Mam dziwny objaw w mojej primerce,objawil sie dwa dni temu. Problem polega na tym iz po przekręceniu kluczyka w pozycje zaplon, wszystkie lampki kontrolne powinny sie standardowo zaswiecic. Tak sie jednak nie dzieje, lampka ladowania akumulatora sie nie zapala :(. Na dodatek kontrolka od ABS ktora takze powinna sie palic,na chwile sie zapala i po sekundzie gasnie. Gdy odpale juz silnik, lampka ladowania zaczyna sie delikatnie zarzyć. Widac takze ze ladowanie wtedy nie dziala(swiatla swieca mniej intensywnie,wolniej dzialaja wycieraczki). Gdy przejade paredziasiat metrow wszystko wraca do normy i problem znika. Co ciekawsze dzieje sie to zupelnie losowo. Nie jest to objaw, ktory pojawia sie za kazdym razem. Podpowiedzcie prosze gdzie szukac? od czego zaczac?

 

Update. Dzisiaj auto padlo w drodze,brak ladowania ale lampka ladowania podczas jazdy nie swiecila.Nie swiecila takze przy wlaczonym samym zaplonie.Rozladowal sie aku i stanolem,wtf?

 

 

 

Sprawdź napięcie paska klinowago na alternator(powinien się ugiąć w największym rozstawie między rolkami max ok.10mm), potem napięcie na klemach podczas wyłączonego zapłonu.

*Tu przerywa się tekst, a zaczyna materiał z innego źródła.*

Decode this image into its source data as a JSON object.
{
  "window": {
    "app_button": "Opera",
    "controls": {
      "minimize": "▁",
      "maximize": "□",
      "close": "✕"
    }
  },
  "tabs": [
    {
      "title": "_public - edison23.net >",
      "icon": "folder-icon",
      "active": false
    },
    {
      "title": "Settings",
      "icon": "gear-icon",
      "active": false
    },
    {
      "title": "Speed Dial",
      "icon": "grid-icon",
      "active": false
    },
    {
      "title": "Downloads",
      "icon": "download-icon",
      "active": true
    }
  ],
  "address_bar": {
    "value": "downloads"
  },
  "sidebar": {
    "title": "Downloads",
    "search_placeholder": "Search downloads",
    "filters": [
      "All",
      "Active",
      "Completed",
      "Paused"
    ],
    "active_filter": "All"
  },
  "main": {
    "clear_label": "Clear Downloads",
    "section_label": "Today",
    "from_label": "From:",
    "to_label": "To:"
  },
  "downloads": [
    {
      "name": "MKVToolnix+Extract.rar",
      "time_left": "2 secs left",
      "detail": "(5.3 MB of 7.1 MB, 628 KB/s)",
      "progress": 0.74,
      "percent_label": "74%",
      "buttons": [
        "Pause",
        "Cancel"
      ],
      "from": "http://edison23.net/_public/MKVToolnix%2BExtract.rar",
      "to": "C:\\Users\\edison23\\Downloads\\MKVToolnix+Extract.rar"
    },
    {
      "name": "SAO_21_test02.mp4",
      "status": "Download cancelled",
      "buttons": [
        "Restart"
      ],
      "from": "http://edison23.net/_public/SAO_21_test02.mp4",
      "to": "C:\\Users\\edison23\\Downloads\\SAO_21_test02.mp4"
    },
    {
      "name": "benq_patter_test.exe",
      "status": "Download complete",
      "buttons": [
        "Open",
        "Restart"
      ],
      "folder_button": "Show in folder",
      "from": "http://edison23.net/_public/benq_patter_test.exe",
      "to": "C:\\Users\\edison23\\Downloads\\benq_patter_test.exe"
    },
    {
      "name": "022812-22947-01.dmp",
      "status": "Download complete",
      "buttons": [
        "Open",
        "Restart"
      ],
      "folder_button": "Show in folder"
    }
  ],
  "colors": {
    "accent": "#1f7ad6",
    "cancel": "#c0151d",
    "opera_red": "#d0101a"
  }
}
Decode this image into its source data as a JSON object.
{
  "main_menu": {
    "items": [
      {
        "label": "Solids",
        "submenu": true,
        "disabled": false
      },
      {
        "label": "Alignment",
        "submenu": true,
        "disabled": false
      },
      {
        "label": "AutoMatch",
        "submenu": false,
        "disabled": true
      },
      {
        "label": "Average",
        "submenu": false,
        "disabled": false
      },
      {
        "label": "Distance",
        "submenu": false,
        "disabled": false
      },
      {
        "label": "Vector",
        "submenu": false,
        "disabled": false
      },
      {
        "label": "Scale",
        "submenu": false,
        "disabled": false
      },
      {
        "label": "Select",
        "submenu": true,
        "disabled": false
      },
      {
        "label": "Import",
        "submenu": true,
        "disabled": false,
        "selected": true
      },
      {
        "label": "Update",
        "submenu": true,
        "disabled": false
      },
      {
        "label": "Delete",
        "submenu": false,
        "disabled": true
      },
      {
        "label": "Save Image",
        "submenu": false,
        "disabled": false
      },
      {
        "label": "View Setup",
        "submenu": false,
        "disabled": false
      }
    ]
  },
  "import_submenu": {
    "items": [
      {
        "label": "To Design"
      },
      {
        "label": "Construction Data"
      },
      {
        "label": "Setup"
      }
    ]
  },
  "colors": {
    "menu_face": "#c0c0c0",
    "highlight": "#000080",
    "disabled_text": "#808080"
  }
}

Powinno być około 12,5V. Możliwe że regulator napięcia ci też nawalił.

 

Pozdrawiam

Odnośnik do komentarza
Udostępnij na innych stronach

Naładuj akumulator, odpal samochód i sprawdź napięcie na klemach akumulatora. Powinno oscylować na odpalonym silniku od 13.7-14.4V. Jeśli jest mniejsze niż 13V sprawdź masę i resztę kabli. Jeśli masowanie jest OK alternator do remontu(wymiany)

Odnośnik do komentarza
Udostępnij na innych stronach

Gość Majki_Wawa

Udalo sie juz naprawic.Napiecie na akumulatorze przy wlaczonym silniku bylo troche ponad 12v.Posprawdzalem tez kabelki.W koncu wymontowalem alternator.Okazalo sie ze wysypal sie regulator napiecia,wiec go wymienilem.Asekuracyjnie podmienilem tez na nowy komutator oraz lozysko.Teraz jest cacy :)

Odnośnik do komentarza
Udostępnij na innych stronach

Czyli alternator nie ładował wcale. Ponad 12V powinien mieć sam aku. A diody a konkretnie mostek prostowniczy sprawdziłeś?? Jak się posypią diody to na 99% idzie regulator, jak się posypie regulator bywa, że idą też diody. Objawów możesz od razu nie zauważyć jeśli pójdzie jedna dioda bo pozostałe będą pracować. Ale zużyją się wcześniej jeśli będą nadrabiały zaległości za uwaloną diodę.

Odnośnik do komentarza
Udostępnij na innych stronach

  • 4 tygodnie później...
Gość Majki_Wawa

No i mam kolejny problem.Wszystko bylo ok od naprawy.Kilka dni temu zauwazylem jednak ze oswietlenie w aucie mruga gdy chodzi silnik,spowodowalo juz to przepalenie sie dwoch zarowek od swiatwl mijania. Blyskanie swiatel jest widoczne golym okiem i nie wiem co jest grane :(

 

update.Zarowki znow padly obie na raz.Zaraz po odpaleniu samochodu.Pomrugalo cale oswietlenie i zarowki szlag trafil.Przejechalem dluzszy kawalek i mruganie sie zmniejszylo,lecz nadsl bylo.Pojechalem do elektryka,zmierzyl ladowanie na aku,wyszlo 13,9 V.Nie wahalo sie.Wrocilem do domu i pod blokiem znow zaczeli mrugac swiatlo,nawet radio sie wylaczylo:(.Nie wiem co jest juz grane :(.Czy winny moze byc akumulator?alternator?zwarcie jakies?ewidentnie mam skoki napiecia i to calkiem spore,bo wywala zarowki mijania.Pomozcie

Odnośnik do komentarza
Udostępnij na innych stronach

  • 2 miesiące temu...
  • 2 tygodnie później...
Gość marian76-76

Czy może udało się rozwiązac problem?

Pytam, bo mam podobny problem.

POWIEM KRÓTKO ZA TO ODPOWIADA REGLER CZYLI REGULATOR NAPIĘCIA ,CZĘSTO SZCZOTKI NIE STYKAJĄ SIE TO NIE MA ŁADOWANIA LUB PRZEPALAJĄ SIĘ DIODY PROSTOWNICZE I SĄ SKOKI NAPIĘCIA NARKA!!

Odnośnik do komentarza
Udostępnij na innych stronach

Zarchiwizowany

Ten temat przebywa obecnie w archiwum. Dodawanie nowych odpowiedzi zostało zablokowane.

×
×
  • Dodaj nową pozycję...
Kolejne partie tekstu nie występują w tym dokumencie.